The Israeli cow reigns supreme. She has the largest milk yield in the world, on average 10,500 liters a year, compared to 9,500 liters per cow in the United States and some 7,500 liters per cow in Europe.
The quantities of fat (357 kilograms per cow annually) and protein (326 per cow annually) are among the highest in the world.
"Until a few years ago the Israeli cow was called `the watery cow,' because its milk was low in fat and protein, but that is no longer the case," says Dr. Israel Flamenbaum, manager of the animals section and cattle department in the Agriculture Ministry.
Genetic improvement and a continuous cycle of insemination and calving keeps the Israeli cow yielding large quantities of milk. "Our starting conditions were not good," he says. "The optimal weather for cattle growing is temperate. New Zealand, for example, is the best place in the world to raise cows - light rain falls all year round, growing tasty, green grass. In Israel it does not rain all year and the heat harms milk production."

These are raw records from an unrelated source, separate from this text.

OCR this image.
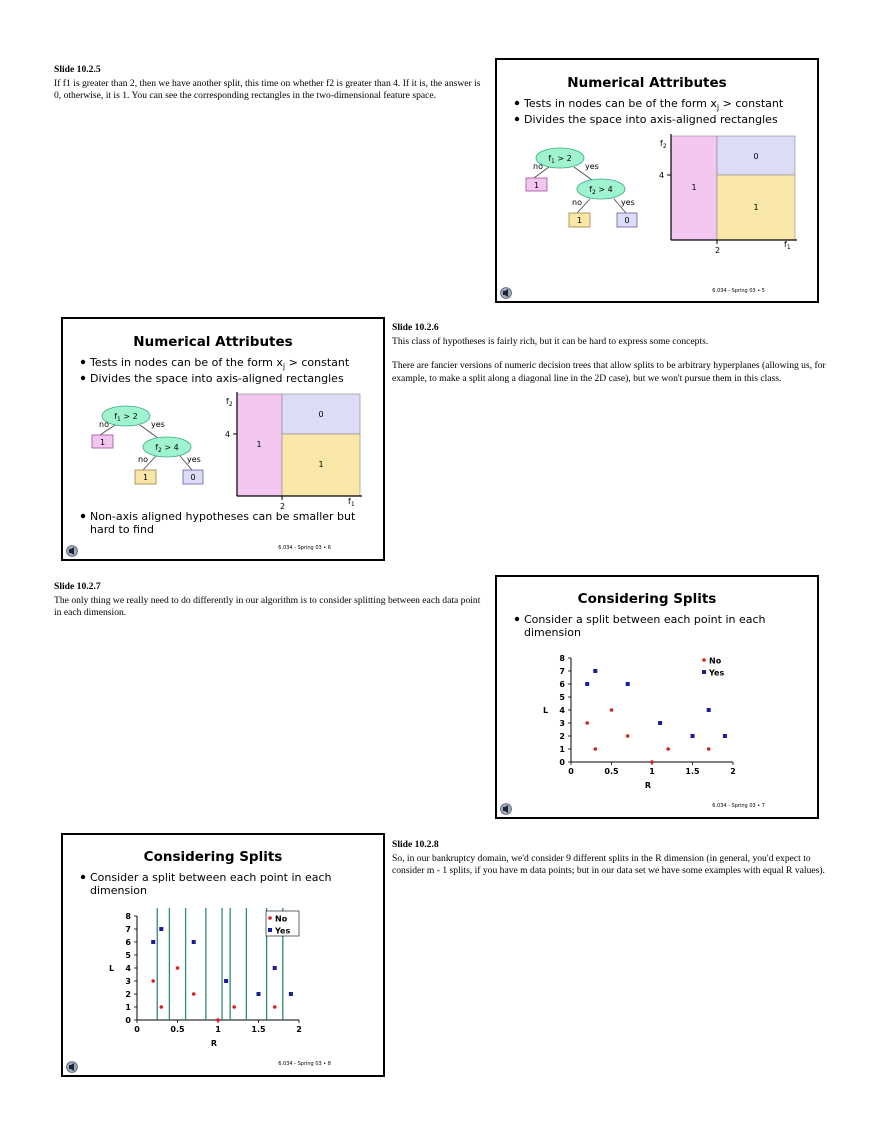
Slide 10.2.5

If f1 is greater than 2, then we have another split, this time on whether f2 is greater than 4. If it is, the answer is 0, otherwise, it is 1. You can see the corresponding rectangles in the two-dimensional feature space.

Slide 10.2.6

This class of hypotheses is fairly rich, but it can be hard to express some concepts.

There are fancier versions of numeric decision trees that allow splits to be arbitrary hyperplanes (allowing us, for example, to make a split along a diagonal line in the 2D case), but we won't pursue them in this class.

Slide 10.2.7

The only thing we really need to do differently in our algorithm is to consider splitting between each data point in each dimension.

Slide 10.2.8

So, in our bankruptcy domain, we'd consider 9 different splits in the R dimension (in general, you'd expect to consider m - 1 splits, if you have m data points; but in our data set we have some examples with equal R values).

Numerical Attributes
Tests in nodes can be of the form $x_j$ > constant
Divides the space into axis-aligned rectangles
$f_1 > 2$
$f_2 > 4$
no	yes
no	yes
1
1	0
$f_2$
4
2
$f_1$
1
0
1
6.034 - Spring 03 • 5
Numerical Attributes
Tests in nodes can be of the form $x_j$ > constant
Divides the space into axis-aligned rectangles
$f_1 > 2$
$f_2 > 4$
no	yes
no	yes
1
1	0
$f_2$
4
2
$f_1$
1
0
1
Non-axis aligned hypotheses can be smaller but
hard to find
6.034 - Spring 03 • 6
Considering Splits
Consider a split between each point in each
dimension
6.034 - Spring 03 • 7
0
1
2
3
4
5
6
7
8
0	0.5	1	1.5	2
R
L
No
Yes
Considering Splits
Consider a split between each point in each
dimension
6.034 - Spring 03 • 8
0
1
2
3
4
5
6
7
8
0	0.5	1	1.5	2
R
L
No
Yes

Veterinarians say that the digestion process in the cow's stomach creates considerable heat. This factor, the climate's heat and the European origin of Israel's cows - all works to reduce the cow's appetite and milk yield.
Israel beat the heat with cooling systems that wet and fan the cow, reducing its body heat, and developed a special menu for the cows.
"The New Zealand cow goes to pasture and eats the grass. Then it is fed a mixture of seeds and protein concentrates," says Flamenbaum. Since Israel lacks those open spaces, cattle farmers feed cows several times a day with a kind of salad or porridge of all the foods the should eat. The result is better nutrition.
"The cow's eating preferances are boring. It prefers to get the same food regularly all year," he says. The cost of milk production in Israel is higher than in Australia, New Zealand or Argentina, but is similar to the cost in Europe and the U.S.
But how is the cow "persuaded" to give its milk to begin with? "A cow is a mammal and produces milk after calving," says Flamenbaum. "The milk yield is gradually reduced after calving, so the cow must be inseminated artificially to make it calve again and produce more milk. Between calving and insemination, the cow is given 100 days of rest. Every such cycle lasts about 13 months."
Israel is one of the few states in the world in which almost every one of its 110,000 milk cows was born as a result of artificial insemination.
In the race to produce more milk, cattle breeders are constantly genetically improving their herds.
Meir Braun, the secretary of the Cattle Breeders Association, says the sperm of bulls shown to be the best studs is used on the cows that yield the most milk and have the most impressive body proportions.
Since in Israel the sperm of local bulls is used, a local breed of cows has emerged, dubbed "Israeli-Holstein."
Every year about one-third of the cows are replaced with younger ones, which are usually genetically improved and yield more milk than their mothers.
But this was not enough for Israel's cattle farmers. Israel was one of the first countries in the world to put a computer into every dairy. All the dairies are linked to a communication network enabling swift exchange of information.
"Today, everything that happens in a dairy is computerized and registered. Every cow is monitored. How much she ate, how much milk she gave, her body build etc. is all fed into the cattle farmers' system, dubbed the Herd Book," says Flamenbaum.
The "League" chart shows which herd produced the most milk and which cow holds the record. For example, the herd with the highest milk yield belongs to Kibbutz Alumim in the western Negev, which produced an average 12,912 liters per cow for 2003. This herd also holds the record for fat content in milk - 456 kg. per cow per year. Kibbutz Nirim comes second with 12,849 liters. The cow Shikufit of moshav Givat Yoav in Sofer Moshe's farm yielded last year 19,500 liters - almost twice the average Israeli cow's milk yield. However, she is still far behind the world record of Lucy of North Carolina, a cow that yielded more than 33,000 liters of milk in 1998.
Altogether Israeli cows produce 1.15 billion liters of milk annually. More than 360 million liters are intended for drinking while the rest is used for dairy and other products, such as chocolate.